The next week, I went to the first lecture and listened to what the speaker had to say. I don’t remember what he said exactly, but I remember being struck with a sense of familiarity. Afterwards, I bought one of the introductory books about Buddhism that were for sale, went home, and dove into it. At some point while I was reading that book, it was like a bell went off. What I was reading about the basics of Buddhism basically matched up with the personal belief system I’d cobbled together over the years from bits and pieces of other things I’d explored. It made sense to me, and it was as though I’d been a Buddhist all along and just didn’t know it.
Since then I’ve tried to practice on my own, and occasionally with a (now defunct) gay & lesbian Buddist study and meditation group that used to meet in the area. At present I’m without a physical sangha, except for the one “at large.”
I’m still pretty much a “lone practitioner.” For a few years, I did go to meetings of an LGBT meditation/study group called Variegated Jewels, which had connections to a local temple in Poolesville, but then the group stopped meeting and I never made it out to the temple. I may start going, however. We’re not bringing our kids up in a particular faith, but I want to try and give them a connection to something.

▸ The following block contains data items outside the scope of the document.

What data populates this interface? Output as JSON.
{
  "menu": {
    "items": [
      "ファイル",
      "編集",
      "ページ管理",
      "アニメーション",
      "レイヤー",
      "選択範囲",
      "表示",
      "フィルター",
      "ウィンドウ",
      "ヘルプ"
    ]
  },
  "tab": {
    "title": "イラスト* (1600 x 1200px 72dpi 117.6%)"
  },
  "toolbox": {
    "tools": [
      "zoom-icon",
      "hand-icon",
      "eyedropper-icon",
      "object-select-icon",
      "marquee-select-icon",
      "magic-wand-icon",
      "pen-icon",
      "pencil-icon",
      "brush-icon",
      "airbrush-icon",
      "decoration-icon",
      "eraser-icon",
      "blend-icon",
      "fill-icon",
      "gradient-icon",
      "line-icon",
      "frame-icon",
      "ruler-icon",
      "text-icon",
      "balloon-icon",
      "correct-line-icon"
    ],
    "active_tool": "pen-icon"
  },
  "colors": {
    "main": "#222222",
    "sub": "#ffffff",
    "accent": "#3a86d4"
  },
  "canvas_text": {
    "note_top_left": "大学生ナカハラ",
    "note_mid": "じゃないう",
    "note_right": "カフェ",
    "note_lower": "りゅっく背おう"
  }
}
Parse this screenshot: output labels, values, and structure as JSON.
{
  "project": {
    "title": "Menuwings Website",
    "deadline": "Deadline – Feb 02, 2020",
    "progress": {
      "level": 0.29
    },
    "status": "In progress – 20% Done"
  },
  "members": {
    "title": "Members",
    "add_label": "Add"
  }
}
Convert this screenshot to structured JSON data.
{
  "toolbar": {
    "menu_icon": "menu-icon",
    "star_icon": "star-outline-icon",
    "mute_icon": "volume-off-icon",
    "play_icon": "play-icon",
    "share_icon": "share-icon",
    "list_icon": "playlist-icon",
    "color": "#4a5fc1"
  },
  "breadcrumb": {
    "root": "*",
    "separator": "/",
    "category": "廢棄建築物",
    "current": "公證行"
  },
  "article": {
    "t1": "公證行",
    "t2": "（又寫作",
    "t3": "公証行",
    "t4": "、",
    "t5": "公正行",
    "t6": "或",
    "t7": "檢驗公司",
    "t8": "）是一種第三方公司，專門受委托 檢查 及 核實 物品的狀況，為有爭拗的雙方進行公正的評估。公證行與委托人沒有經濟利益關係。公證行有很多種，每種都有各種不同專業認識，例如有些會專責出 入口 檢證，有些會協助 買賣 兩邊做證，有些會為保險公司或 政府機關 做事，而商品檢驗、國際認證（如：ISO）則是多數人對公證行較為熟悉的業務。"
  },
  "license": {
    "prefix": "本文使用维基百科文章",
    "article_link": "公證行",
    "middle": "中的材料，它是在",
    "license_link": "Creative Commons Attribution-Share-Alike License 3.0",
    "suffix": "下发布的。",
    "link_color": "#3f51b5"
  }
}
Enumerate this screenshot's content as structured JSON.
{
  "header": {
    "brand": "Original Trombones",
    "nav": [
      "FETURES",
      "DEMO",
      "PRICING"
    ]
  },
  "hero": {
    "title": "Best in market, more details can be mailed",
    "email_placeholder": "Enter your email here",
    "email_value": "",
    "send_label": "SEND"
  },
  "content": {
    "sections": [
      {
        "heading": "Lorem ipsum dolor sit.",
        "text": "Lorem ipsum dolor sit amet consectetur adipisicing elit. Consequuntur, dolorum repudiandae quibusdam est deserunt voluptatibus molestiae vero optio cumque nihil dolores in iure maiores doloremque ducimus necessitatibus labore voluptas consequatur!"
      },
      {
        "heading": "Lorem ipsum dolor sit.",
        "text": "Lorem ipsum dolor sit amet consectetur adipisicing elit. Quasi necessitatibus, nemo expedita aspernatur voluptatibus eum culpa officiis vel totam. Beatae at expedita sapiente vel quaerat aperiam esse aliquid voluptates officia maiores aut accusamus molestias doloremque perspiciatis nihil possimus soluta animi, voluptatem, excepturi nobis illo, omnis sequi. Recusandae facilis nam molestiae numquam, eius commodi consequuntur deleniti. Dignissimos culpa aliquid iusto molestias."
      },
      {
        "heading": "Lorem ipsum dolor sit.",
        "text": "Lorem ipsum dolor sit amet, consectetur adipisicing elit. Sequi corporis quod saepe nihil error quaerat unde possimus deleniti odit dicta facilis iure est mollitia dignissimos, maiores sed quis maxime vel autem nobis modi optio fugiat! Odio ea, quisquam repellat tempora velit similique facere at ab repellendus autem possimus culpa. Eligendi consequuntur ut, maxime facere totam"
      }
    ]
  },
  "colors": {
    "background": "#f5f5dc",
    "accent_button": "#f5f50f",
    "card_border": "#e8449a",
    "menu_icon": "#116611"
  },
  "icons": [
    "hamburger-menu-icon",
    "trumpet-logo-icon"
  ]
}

At the same time, I’m wary of anything that feels like organized religion, and am likely to bolt the minute anyone starts telling me what I have to believe or should believe. But then I carry a bit of a grudge against organized religion, and for that reason have learned to steer clear of it.
Well, I was brought up in an organized religion, and as a result I definitely have baggage. Much of which is encapsulated in one of the questions on the quiz: “I was hurt deeply by religious people and have never forgiven them.”
Actually, I’d say I was deeply hurt by religion and have never forgiven it. People tend to use it as a weapon. I suppose I could apply the “Guns don’t kill people. People kill people.” Except my response to that is usually “Guns don’t kill people. People kill people, with guns.” And if you’d been shot a few times, you’d probably steer clear of guns and the people who tend to carry them.
If religion can be compared to a gun, per the analogy above, then biblical literalism is like a bullet. If you don’t want to hit by a bullet, you steer clear of guns … and those who tend to carry them. Like guns and bullets, religion and biblical literalism are often a great comfort to those who “carry” both of them. But to those of us who end up in the cross-hairs — either as targets or innocent bystanders — the just look like weapons, intended to do harm.